I have a old k8s cluster with 1 master and 2 workers node. It was shutdown for a long time. Now I started it. It had many running pods and deployments. After restart the VM's all k8s command return

The connection to the server 123.70.70.70:6443 was refused - did you specify the right host or port?

What I have done so far? I saw many stack question to fix this error also on git and some other sites. All need kubeadm reset If I reset it I will loss all running pods. I don't know how to start those pods again as it was not deployed by me.

What I want? Is there a way I can make all the pods and nodes up and running without reset? Or even if I reset how can I get all the pods back in there running stage? This cluster was design and set it up by someone else I have no idea about its deployments.

CodePudding user response：

First let me explain about the error since you have restarted your servers or nodes (in kubernetes) if the IP address assigned to these nodes is not static the previous cluster configuration will not work and your cluster enters panic mode refer to this doc for making your cluster up and running.

Now as your cluster is up and running you can use kubectl commands for listing all the services, deployments and namespaces. Take a list of all these outputs and generate xml files and store them for backups.

If you are taking downtime and trying to restart your pods it won’t cause any data loss or application failure this document provides details on how to restart multiple pods at same time, but in general multiple restarts are not suggested, hope this addresses your query and if you can provide why are you planning to restart your cluster I can try to provide a more accurate solution.

CodePudding user response：

The error you are getting usually comes when the KUBECONFIG environment variable is not exported. Run the following commands as a regular user or run the last command as root.

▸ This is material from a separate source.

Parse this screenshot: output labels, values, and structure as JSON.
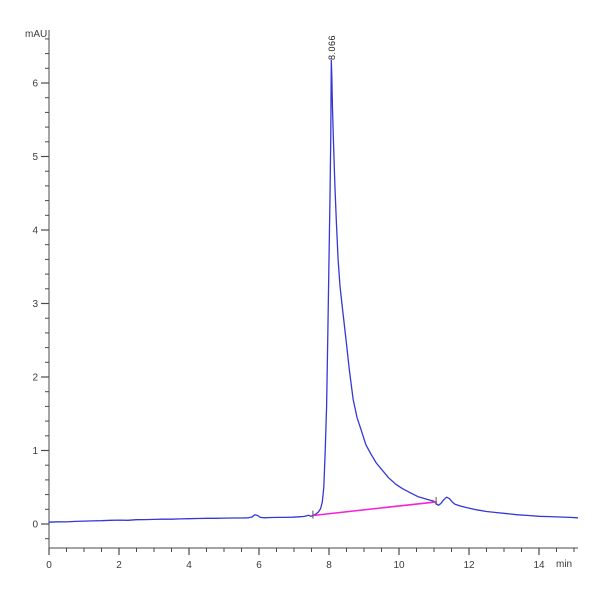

sudo cp /etc/kubernetes/admin.conf $HOME/
sudo chown $(id -u):$(id -g) $HOME/admin.conf
export KUBECONFIG=$HOME/admin.conf

Refer my SO answer here

Now that you are able to run kubectl commands, you should see any pods that are created as a control plane component or as a workload. Use following command to see the nodes as part of your cluster.

kubectl get nodes

Make sure to verify that all the control plane components are running fine as well

kubectl get pods -n kube-system

CodePudding user response：

Based on what you mentioned, the api server component on the cluster is not working as desired. This can be an issue of api server component starting in itself or it is failing to reach to the etcd component.

Login to the master node, based on the container runtime, check the containers if they are running well especially api server and etcd. If you do not see the containers running, use -a option to see them. For ex: In Docker use,

docker ps -a | grep api 
or 
docker ps -a | grep etcd

Once you find the container, get the logs of the container and it should give you the clue why your api server component is not starting up. Based on what you see, you can update your question with those log entries.